Quelles difficultés rencontre l’OST dans le cadre du financement de ses activités ?

Les difficultés sont essentiellement d’ordre financier. Nous souffrons également d’un vide juridique qui va bientôt être comblé par la création de la médecine du travail au niveau du ministère du Travail.

A quoi est dû le déficit financier qu’a connu l’OST ?

Il est dû au fait que les cotisations sociales Carfo, IUTS, CNSS n’étaient pas versées. Il y a également ce que nous avons appelé déficit cumulé : c’est de l’argent qui avait été mis à la disposition de l’OST pour pouvoir faire des investissements. Cette somme n’a pas été utilisée à bon escient.

Les prestations de l’OST ne suffisent-elles pas pour assurer son fonctionnement ?

L’Office bénéficie toujours des subventions de l’Etat pour faire essentiellement face au salaire des fonctionnaires et à la visite médicale des agents du public. Le reste des activités est financé sur fonds propres. Les prestations ne suffisent pas pour le moment pour que l’OST se prenne en charge.

Quel est le budget de fonctionnement de l’OST ?

Les ressources propres de l’OST sont estimées à environ 350 000 000 F CFA. La part apportée par l’Etat pour payer les fonctionnaires est de 600 000 000 F CFA.

Quel est votre dernier mot en direction des travailleurs et de l’opinion nationale ?

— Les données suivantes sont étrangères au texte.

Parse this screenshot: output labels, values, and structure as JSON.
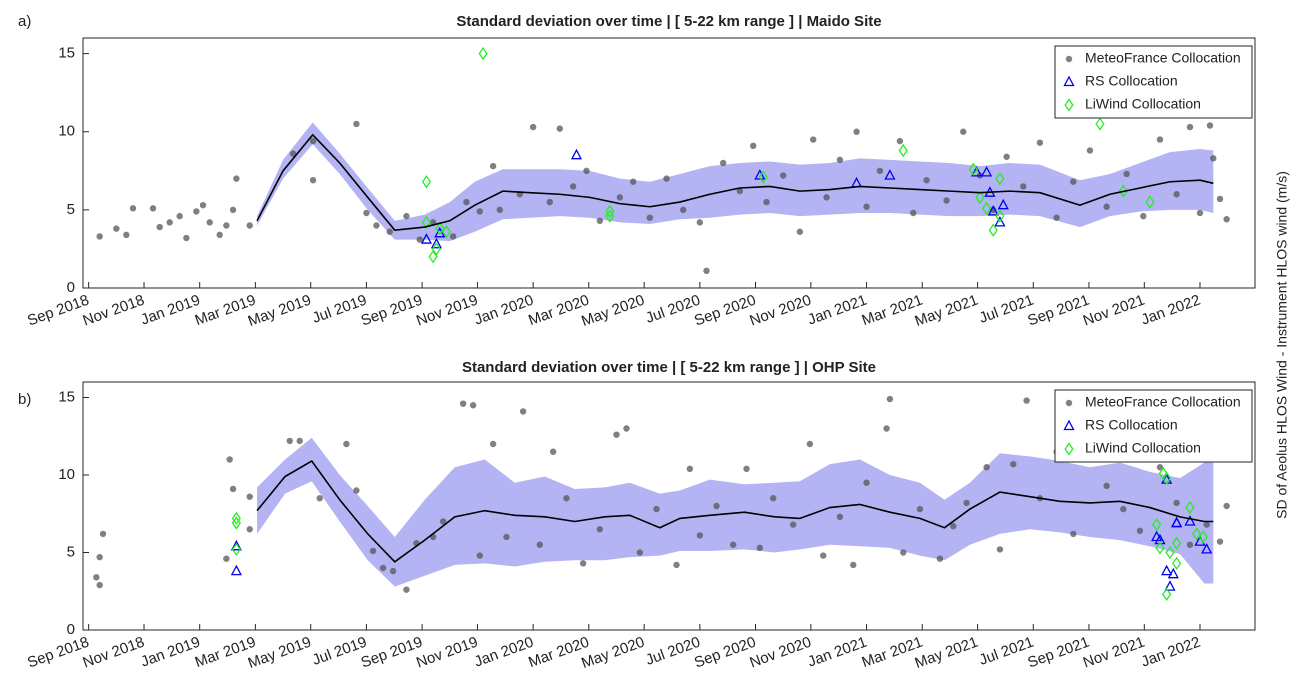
{
  "ylabel": "SD of Aeolus HLOS Wind - Instrument HLOS wind (m/s)",
  "chart_data": [
    {
      "type": "scatter",
      "panel_label": "a)",
      "title": "Standard deviation over time | [ 5-22 km range ] | Maido Site",
      "xlim": [
        2018.65,
        2022.165
      ],
      "ylim": [
        0,
        16
      ],
      "yticks": [
        0,
        5,
        10,
        15
      ],
      "legend": "upper right",
      "xticks": [
        {
          "value": 2018.667,
          "label": "Sep 2018"
        },
        {
          "value": 2018.833,
          "label": "Nov 2018"
        },
        {
          "value": 2019.0,
          "label": "Jan 2019"
        },
        {
          "value": 2019.167,
          "label": "Mar 2019"
        },
        {
          "value": 2019.333,
          "label": "May 2019"
        },
        {
          "value": 2019.5,
          "label": "Jul 2019"
        },
        {
          "value": 2019.667,
          "label": "Sep 2019"
        },
        {
          "value": 2019.833,
          "label": "Nov 2019"
        },
        {
          "value": 2020.0,
          "label": "Jan 2020"
        },
        {
          "value": 2020.167,
          "label": "Mar 2020"
        },
        {
          "value": 2020.333,
          "label": "May 2020"
        },
        {
          "value": 2020.5,
          "label": "Jul 2020"
        },
        {
          "value": 2020.667,
          "label": "Sep 2020"
        },
        {
          "value": 2020.833,
          "label": "Nov 2020"
        },
        {
          "value": 2021.0,
          "label": "Jan 2021"
        },
        {
          "value": 2021.167,
          "label": "Mar 2021"
        },
        {
          "value": 2021.333,
          "label": "May 2021"
        },
        {
          "value": 2021.5,
          "label": "Jul 2021"
        },
        {
          "value": 2021.667,
          "label": "Sep 2021"
        },
        {
          "value": 2021.833,
          "label": "Nov 2021"
        },
        {
          "value": 2022.0,
          "label": "Jan 2022"
        }
      ],
      "band": {
        "color": "#b4b4f4",
        "x": [
          2019.172,
          2019.25,
          2019.339,
          2019.42,
          2019.504,
          2019.585,
          2019.675,
          2019.75,
          2019.825,
          2019.909,
          2019.99,
          2020.08,
          2020.17,
          2020.26,
          2020.35,
          2020.44,
          2020.53,
          2020.62,
          2020.71,
          2020.8,
          2020.89,
          2020.98,
          2021.07,
          2021.16,
          2021.25,
          2021.34,
          2021.43,
          2021.52,
          2021.64,
          2021.73,
          2021.82,
          2021.91,
          2022.0,
          2022.04
        ],
        "upper": [
          4.6,
          8.2,
          10.6,
          8.6,
          6.4,
          4.3,
          4.7,
          5.5,
          6.8,
          7.6,
          7.6,
          7.6,
          7.5,
          7.0,
          6.8,
          7.3,
          7.8,
          8.0,
          8.1,
          7.9,
          8.0,
          8.3,
          8.2,
          8.1,
          8.0,
          7.8,
          8.0,
          7.9,
          6.9,
          7.3,
          8.0,
          8.7,
          8.9,
          8.8
        ],
        "lower": [
          4.0,
          7.0,
          9.2,
          7.3,
          5.0,
          3.1,
          3.1,
          3.0,
          3.6,
          4.4,
          4.5,
          4.6,
          4.5,
          4.2,
          4.1,
          4.4,
          4.5,
          4.7,
          4.8,
          4.6,
          4.7,
          4.8,
          4.8,
          4.7,
          4.6,
          4.6,
          4.7,
          4.6,
          3.9,
          4.6,
          4.9,
          5.0,
          5.0,
          4.8
        ]
      },
      "mean_line": {
        "color": "#000000",
        "x": [
          2019.172,
          2019.25,
          2019.339,
          2019.42,
          2019.504,
          2019.585,
          2019.675,
          2019.75,
          2019.825,
          2019.909,
          2019.99,
          2020.08,
          2020.17,
          2020.26,
          2020.35,
          2020.44,
          2020.53,
          2020.62,
          2020.71,
          2020.8,
          2020.89,
          2020.98,
          2021.07,
          2021.16,
          2021.25,
          2021.34,
          2021.43,
          2021.52,
          2021.64,
          2021.73,
          2021.82,
          2021.91,
          2022.0,
          2022.04
        ],
        "values": [
          4.3,
          7.5,
          9.8,
          8.0,
          5.8,
          3.7,
          3.9,
          4.3,
          5.3,
          6.2,
          6.1,
          6.0,
          5.8,
          5.4,
          5.2,
          5.5,
          6.0,
          6.4,
          6.5,
          6.2,
          6.3,
          6.5,
          6.4,
          6.3,
          6.2,
          6.1,
          6.2,
          6.1,
          5.3,
          6.0,
          6.4,
          6.8,
          6.9,
          6.7
        ]
      },
      "series": [
        {
          "name": "MeteoFrance Collocation",
          "color": "#555555",
          "marker": "circle",
          "x": [
            2018.7,
            2018.75,
            2018.78,
            2018.8,
            2018.86,
            2018.88,
            2018.91,
            2018.94,
            2018.96,
            2018.99,
            2019.01,
            2019.03,
            2019.06,
            2019.08,
            2019.1,
            2019.11,
            2019.15,
            2019.28,
            2019.34,
            2019.34,
            2019.47,
            2019.5,
            2019.53,
            2019.57,
            2019.62,
            2019.66,
            2019.7,
            2019.76,
            2019.8,
            2019.84,
            2019.88,
            2019.9,
            2019.96,
            2020.0,
            2020.05,
            2020.08,
            2020.12,
            2020.16,
            2020.2,
            2020.26,
            2020.3,
            2020.35,
            2020.4,
            2020.45,
            2020.5,
            2020.52,
            2020.57,
            2020.62,
            2020.66,
            2020.7,
            2020.75,
            2020.8,
            2020.84,
            2020.88,
            2020.92,
            2020.97,
            2021.0,
            2021.04,
            2021.1,
            2021.14,
            2021.18,
            2021.24,
            2021.29,
            2021.34,
            2021.38,
            2021.42,
            2021.47,
            2021.52,
            2021.57,
            2021.62,
            2021.67,
            2021.72,
            2021.78,
            2021.83,
            2021.88,
            2021.93,
            2021.97,
            2022.0,
            2022.04,
            2022.06,
            2022.08,
            2022.03
          ],
          "values": [
            3.3,
            3.8,
            3.4,
            5.1,
            5.1,
            3.9,
            4.2,
            4.6,
            3.2,
            4.9,
            5.3,
            4.2,
            3.4,
            4.0,
            5.0,
            7.0,
            4.0,
            8.6,
            6.9,
            9.4,
            10.5,
            4.8,
            4.0,
            3.6,
            4.6,
            3.1,
            4.2,
            3.3,
            5.5,
            4.9,
            7.8,
            5.0,
            6.0,
            10.3,
            5.5,
            10.2,
            6.5,
            7.5,
            4.3,
            5.8,
            6.8,
            4.5,
            7.0,
            5.0,
            4.2,
            1.1,
            8.0,
            6.2,
            9.1,
            5.5,
            7.2,
            3.6,
            9.5,
            5.8,
            8.2,
            10.0,
            5.2,
            7.5,
            9.4,
            4.8,
            6.9,
            5.6,
            10.0,
            7.2,
            5.0,
            8.4,
            6.5,
            9.3,
            4.5,
            6.8,
            8.8,
            5.2,
            7.3,
            4.6,
            9.5,
            6.0,
            10.3,
            4.8,
            8.3,
            5.7,
            4.4,
            10.4
          ]
        },
        {
          "name": "RS Collocation",
          "color": "#0000ee",
          "marker": "triangle",
          "x": [
            2019.68,
            2019.71,
            2019.72,
            2020.13,
            2020.68,
            2020.97,
            2021.07,
            2021.33,
            2021.36,
            2021.37,
            2021.38,
            2021.4,
            2021.41
          ],
          "values": [
            3.1,
            2.8,
            3.5,
            8.5,
            7.2,
            6.7,
            7.2,
            7.4,
            7.4,
            6.1,
            4.9,
            4.2,
            5.3
          ]
        },
        {
          "name": "LiWind Collocation",
          "color": "#22ee22",
          "marker": "diamond",
          "x": [
            2019.68,
            2019.68,
            2019.7,
            2019.71,
            2019.72,
            2019.74,
            2019.85,
            2020.23,
            2020.23,
            2020.69,
            2021.11,
            2021.32,
            2021.34,
            2021.36,
            2021.38,
            2021.4,
            2021.4,
            2021.7,
            2021.77,
            2021.85
          ],
          "values": [
            6.8,
            4.2,
            2.0,
            2.5,
            3.8,
            3.6,
            15.0,
            4.9,
            4.6,
            7.1,
            8.8,
            7.6,
            5.8,
            5.1,
            3.7,
            4.6,
            7.0,
            10.5,
            6.2,
            5.5
          ]
        }
      ]
    },
    {
      "type": "scatter",
      "panel_label": "b)",
      "title": "Standard deviation over time | [ 5-22 km range ] | OHP Site",
      "xlim": [
        2018.65,
        2022.165
      ],
      "ylim": [
        0,
        16
      ],
      "yticks": [
        0,
        5,
        10,
        15
      ],
      "legend": "upper right",
      "xticks": [
        {
          "value": 2018.667,
          "label": "Sep 2018"
        },
        {
          "value": 2018.833,
          "label": "Nov 2018"
        },
        {
          "value": 2019.0,
          "label": "Jan 2019"
        },
        {
          "value": 2019.167,
          "label": "Mar 2019"
        },
        {
          "value": 2019.333,
          "label": "May 2019"
        },
        {
          "value": 2019.5,
          "label": "Jul 2019"
        },
        {
          "value": 2019.667,
          "label": "Sep 2019"
        },
        {
          "value": 2019.833,
          "label": "Nov 2019"
        },
        {
          "value": 2020.0,
          "label": "Jan 2020"
        },
        {
          "value": 2020.167,
          "label": "Mar 2020"
        },
        {
          "value": 2020.333,
          "label": "May 2020"
        },
        {
          "value": 2020.5,
          "label": "Jul 2020"
        },
        {
          "value": 2020.667,
          "label": "Sep 2020"
        },
        {
          "value": 2020.833,
          "label": "Nov 2020"
        },
        {
          "value": 2021.0,
          "label": "Jan 2021"
        },
        {
          "value": 2021.167,
          "label": "Mar 2021"
        },
        {
          "value": 2021.333,
          "label": "May 2021"
        },
        {
          "value": 2021.5,
          "label": "Jul 2021"
        },
        {
          "value": 2021.667,
          "label": "Sep 2021"
        },
        {
          "value": 2021.833,
          "label": "Nov 2021"
        },
        {
          "value": 2022.0,
          "label": "Jan 2022"
        }
      ],
      "band": {
        "color": "#b4b4f4",
        "x": [
          2019.172,
          2019.256,
          2019.336,
          2019.42,
          2019.504,
          2019.585,
          2019.675,
          2019.765,
          2019.855,
          2019.945,
          2020.035,
          2020.125,
          2020.215,
          2020.29,
          2020.38,
          2020.44,
          2020.53,
          2020.634,
          2020.724,
          2020.8,
          2020.89,
          2020.98,
          2021.07,
          2021.16,
          2021.234,
          2021.31,
          2021.4,
          2021.49,
          2021.58,
          2021.67,
          2021.76,
          2021.85,
          2021.94,
          2022.013,
          2022.04
        ],
        "upper": [
          9.2,
          11.0,
          12.4,
          10.0,
          8.0,
          6.0,
          8.4,
          10.5,
          11.0,
          9.5,
          9.9,
          9.1,
          9.2,
          9.5,
          8.8,
          9.0,
          9.7,
          9.4,
          9.5,
          9.6,
          10.7,
          11.0,
          10.0,
          9.5,
          8.4,
          9.5,
          11.4,
          11.2,
          10.9,
          10.5,
          10.8,
          10.2,
          9.8,
          10.8,
          11.0
        ],
        "lower": [
          6.2,
          8.8,
          9.6,
          7.0,
          4.5,
          2.8,
          3.5,
          4.2,
          4.3,
          4.1,
          4.4,
          4.5,
          4.5,
          4.7,
          4.8,
          5.1,
          5.1,
          5.2,
          5.0,
          5.2,
          5.5,
          5.4,
          5.3,
          4.8,
          4.5,
          5.5,
          6.2,
          6.5,
          6.3,
          6.0,
          5.8,
          5.4,
          4.9,
          3.0,
          3.0
        ]
      },
      "mean_line": {
        "color": "#000000",
        "x": [
          2019.172,
          2019.256,
          2019.336,
          2019.42,
          2019.504,
          2019.585,
          2019.675,
          2019.765,
          2019.855,
          2019.945,
          2020.035,
          2020.125,
          2020.215,
          2020.29,
          2020.38,
          2020.44,
          2020.53,
          2020.634,
          2020.724,
          2020.8,
          2020.89,
          2020.98,
          2021.07,
          2021.16,
          2021.234,
          2021.31,
          2021.4,
          2021.49,
          2021.58,
          2021.67,
          2021.76,
          2021.85,
          2021.94,
          2022.013,
          2022.04
        ],
        "values": [
          7.7,
          9.9,
          10.9,
          8.4,
          6.2,
          4.4,
          5.8,
          7.3,
          7.7,
          7.4,
          7.3,
          7.0,
          7.3,
          7.4,
          6.6,
          7.2,
          7.4,
          7.6,
          7.3,
          7.2,
          7.9,
          8.1,
          7.6,
          7.2,
          6.6,
          7.8,
          8.9,
          8.6,
          8.3,
          8.2,
          8.3,
          7.9,
          7.3,
          7.0,
          7.0
        ]
      },
      "series": [
        {
          "name": "MeteoFrance Collocation",
          "color": "#555555",
          "marker": "circle",
          "x": [
            2018.71,
            2018.7,
            2018.69,
            2018.7,
            2019.08,
            2019.09,
            2019.1,
            2019.15,
            2019.15,
            2019.27,
            2019.3,
            2019.36,
            2019.44,
            2019.47,
            2019.52,
            2019.55,
            2019.58,
            2019.62,
            2019.65,
            2019.7,
            2019.73,
            2019.79,
            2019.82,
            2019.84,
            2019.88,
            2019.92,
            2019.97,
            2020.02,
            2020.06,
            2020.1,
            2020.15,
            2020.2,
            2020.25,
            2020.28,
            2020.32,
            2020.37,
            2020.43,
            2020.47,
            2020.5,
            2020.55,
            2020.6,
            2020.64,
            2020.68,
            2020.72,
            2020.78,
            2020.83,
            2020.87,
            2020.92,
            2020.96,
            2021.0,
            2021.06,
            2021.07,
            2021.11,
            2021.16,
            2021.22,
            2021.26,
            2021.3,
            2021.36,
            2021.4,
            2021.44,
            2021.48,
            2021.52,
            2021.57,
            2021.62,
            2021.67,
            2021.72,
            2021.77,
            2021.82,
            2021.88,
            2021.93,
            2021.97,
            2022.02,
            2022.06,
            2022.08
          ],
          "values": [
            6.2,
            4.7,
            3.4,
            2.9,
            4.6,
            11.0,
            9.1,
            8.6,
            6.5,
            12.2,
            12.2,
            8.5,
            12.0,
            9.0,
            5.1,
            4.0,
            3.8,
            2.6,
            5.6,
            6.0,
            7.0,
            14.6,
            14.5,
            4.8,
            12.0,
            6.0,
            14.1,
            5.5,
            11.5,
            8.5,
            4.3,
            6.5,
            12.6,
            13.0,
            5.0,
            7.8,
            4.2,
            10.4,
            6.1,
            8.0,
            5.5,
            10.4,
            5.3,
            8.5,
            6.8,
            12.0,
            4.8,
            7.3,
            4.2,
            9.5,
            13.0,
            14.9,
            5.0,
            7.8,
            4.6,
            6.7,
            8.2,
            10.5,
            5.2,
            10.7,
            14.8,
            8.5,
            11.5,
            6.2,
            12.0,
            9.3,
            7.8,
            6.4,
            10.5,
            8.2,
            5.5,
            6.8,
            5.7,
            8.0
          ]
        },
        {
          "name": "RS Collocation",
          "color": "#0000ee",
          "marker": "triangle",
          "x": [
            2019.11,
            2019.11,
            2021.87,
            2021.88,
            2021.9,
            2021.9,
            2021.91,
            2021.92,
            2021.93,
            2021.93,
            2021.97,
            2022.0,
            2022.02
          ],
          "values": [
            5.4,
            3.8,
            6.0,
            5.8,
            9.7,
            3.8,
            2.8,
            3.6,
            6.9,
            6.9,
            7.0,
            5.7,
            5.2
          ]
        },
        {
          "name": "LiWind Collocation",
          "color": "#22ee22",
          "marker": "diamond",
          "x": [
            2019.11,
            2019.11,
            2019.11,
            2021.87,
            2021.88,
            2021.89,
            2021.9,
            2021.9,
            2021.91,
            2021.93,
            2021.93,
            2021.97,
            2021.99,
            2022.01
          ],
          "values": [
            7.2,
            6.9,
            5.2,
            6.8,
            5.3,
            10.1,
            9.8,
            2.3,
            5.0,
            5.6,
            4.3,
            7.9,
            6.2,
            6.0
          ]
        }
      ]
    }
  ]
}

En direction de l’opinion nationale, je dirai que l’OST est un instrument de l’Etat à la disposition des travailleurs, qu’ils soient du public, du privé, du secteur informel... L’OST a une organisation originale qui permet une indépendance des acteurs dans ce domaine parce que entièrement pris en charge par l’Etat. C’est un instrument qu’il faut garder jalousement. L’OST permet au gouvernement d’atteindre ses objectifs en matière de santé. A l’endroit des agents, je crois que leurs préoccupations sont légitimes. Mais je leur demande d’être compréhensifs face aux difficultés que traverse la boîte et que ce n’est pas au moment où nous nous apprêtons à sortir de l’ornière qu’il faut faire croire à l’opinion nationale que rien ne va. L’OST ne se porte pas bien mais elle se porte mieux.

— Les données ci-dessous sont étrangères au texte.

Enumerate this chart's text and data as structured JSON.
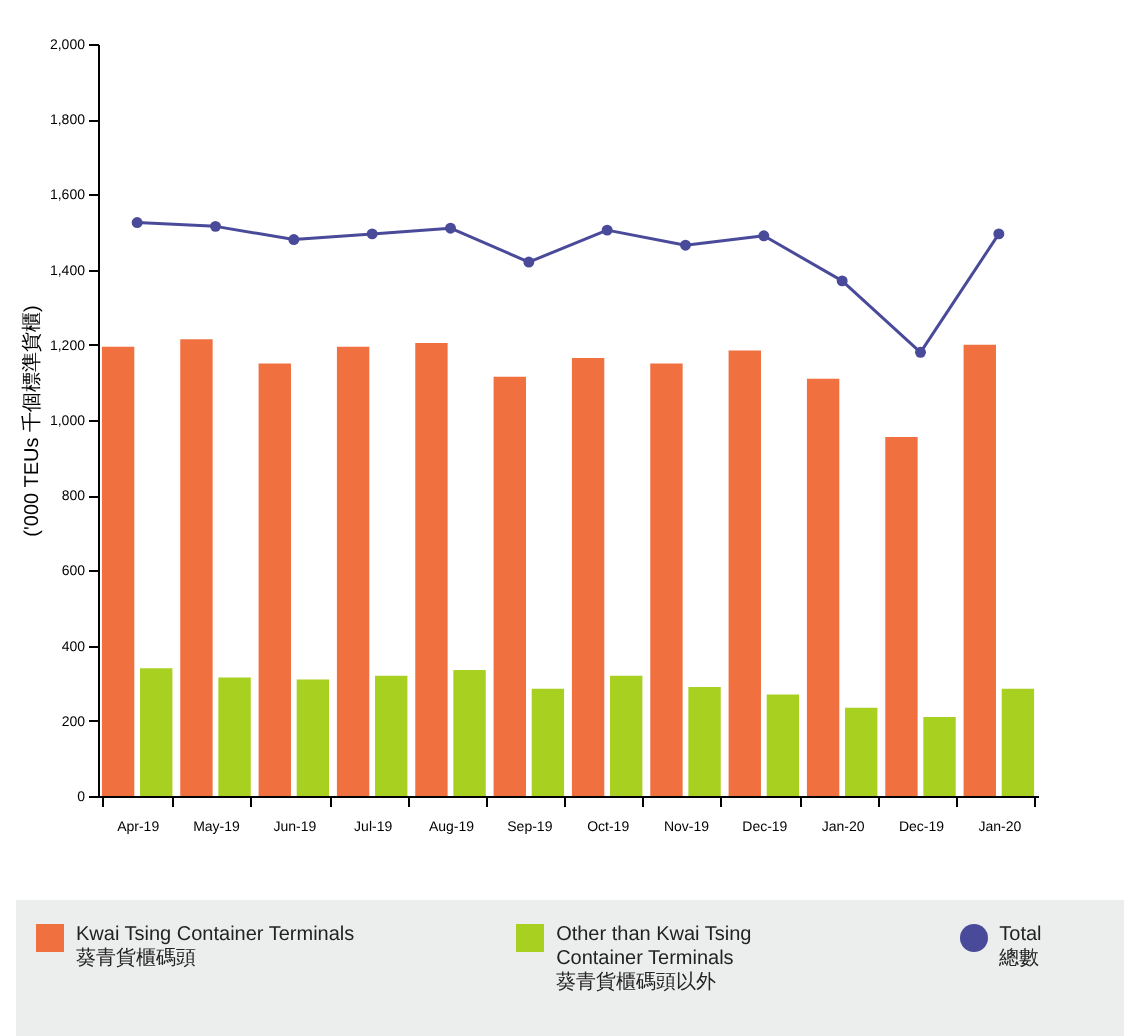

Je voudrais dire aux travailleurs que l’OST, c’est leur instrument. L’OST est la seule boîte où il y a un tripartisme réclamé par le BIT (Bureau international du travail) en matière de santé et sécurité au travail. L’Etat, le patronat et les travailleurs sont représentés au même titre. Tout est discuté au sein du conseil d’administration, la direction n’est que l’organe d’exécution.